A proposed content model for a block of text
The markup of a block of text, must be valid according to one of ...
- ... sub-model 1, with no mark up inside the text
- ... sub-model 2, with text mixed with the folllowing elements
- a
- em
- d:noteref
- d:pagebreak
- sub
- sup
- ... sub-model 3b, allowing the following elements as children of the block
- blockquote
- d:s
- l
- d:pagebreak
- ol
- ul
All markup examples above, except the very first, will be valid according to this content model, as they are all valid according to at least one of the sub-models.
The first example is not valid as the proposed content model disallows a mix of text and several of the children used inside the p element.
Note that I (a bit reluctantly) choose sub-model 3b instead of 3a. I am not a big fan of putting block elements inside other block elements. However, the alternative is to put something that is grammatically bound closely together into separate elements, and for that reason I suggest that blockquotes and lists may be located inside a block of text.
What is a "block of text"?
With a "block of text", I mean ...
- ... a paragraph (p)
- ... a list item (li)
- ... a definition (dd)
- ... an entry in a table (td and th)
- ... a caption (caption)
- ... a note (d:note)
- ... an annotation (d:annotation)
It is not obvious that all these elements should have the same content model, so we may need to have a discussion on that. For example, the caption element should perhaps not be allowed to contain a d:pagebreak or a table. Also, we don't want a paragraph to contain a paragraph, but it could be nice to split the content of a list item or a table cell into paragraphs.
Note that ...
- blockquote is not on the list, as I would expect a quote to only consist of a set of one or more sentences, so it will need a tigther model than the one described above.

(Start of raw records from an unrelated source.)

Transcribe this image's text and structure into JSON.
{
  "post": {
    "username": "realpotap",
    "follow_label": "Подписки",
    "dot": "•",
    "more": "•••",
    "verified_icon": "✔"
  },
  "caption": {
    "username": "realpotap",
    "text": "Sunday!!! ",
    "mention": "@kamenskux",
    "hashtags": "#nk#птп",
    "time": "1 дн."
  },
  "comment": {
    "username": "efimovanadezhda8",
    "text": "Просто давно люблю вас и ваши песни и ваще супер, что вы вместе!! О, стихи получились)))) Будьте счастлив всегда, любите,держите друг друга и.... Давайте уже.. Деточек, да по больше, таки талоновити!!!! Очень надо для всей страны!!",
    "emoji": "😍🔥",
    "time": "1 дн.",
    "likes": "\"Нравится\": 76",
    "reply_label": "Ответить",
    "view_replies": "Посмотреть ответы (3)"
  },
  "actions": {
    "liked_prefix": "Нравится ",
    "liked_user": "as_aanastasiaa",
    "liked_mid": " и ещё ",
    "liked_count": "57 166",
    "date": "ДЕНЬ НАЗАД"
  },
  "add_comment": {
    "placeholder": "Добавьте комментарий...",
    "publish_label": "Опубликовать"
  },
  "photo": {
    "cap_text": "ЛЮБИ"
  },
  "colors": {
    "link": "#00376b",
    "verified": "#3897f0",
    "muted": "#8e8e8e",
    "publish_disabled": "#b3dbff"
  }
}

And we also want to avoid nested blockquotes.
- blockcode is not on the list, as the content of a blockcode should represent a piece of code, and should require no markup at all.
Invalid markup according to this model
The following examples are all invalid according to the proposed content model. If you find that these examples represent markup that is natural to use, then mye suggested content model is in trouble.
<p>
In Norway, the typical process of saying "Hello" or "Good morning" in an informal way, would be to
smile and say <span xml:lang="no">"Hei"</span> or <span xml:lang="no">"God morgen"</span>.
Obviously, the process is not very different from the way it is done in other corners of the World.
</p>
The span element can not be mixed with text in this way. Would probaly be better to use the q element.
<ol>
<li>Fill a kettle with water.</li>
<li>Add
<ul>
<li>carrots</li>
<li>honey</li>
<li>mushrooms</li>
</ul>
</li>
<li>Boil and stir for fifteen minutes.</li>
</ol>
Plain text and lists can not be mixed inside a list item.
<p>
Mainland Spain is dominated by high plateaus and mountain ranges, such as the Sierra Nevada.
Running from these heights are several major rivers such as the Tagus, the Ebro,
the Duero, the Guadiana and the Guadalquivir.
Alluvial plains are found along the coast, the largest of which is that of the Guadalquivir in Andalusia.
<object src="spain02.png">
Spanish countryside in Huesca, Aragon in northeastern Spain.
</object>
</p>
Plain text and objects can not be mixed inside a paragraph.
<caption>The Birth of the <em>World Wide Web Consortium</em> (<abbr full="#w3c">W3C</abbr>)</caption>
The abbr element is not allowed as a child of the caption element.
<td>
<div xml:id="dt002-match">Liverpool FC vs. Arsenal</div>
<div xml:id="dt002-date">2003-07-05</div>
<div xml:id="dt002-result">2-1</div>
</td>
A td element may not have div as children.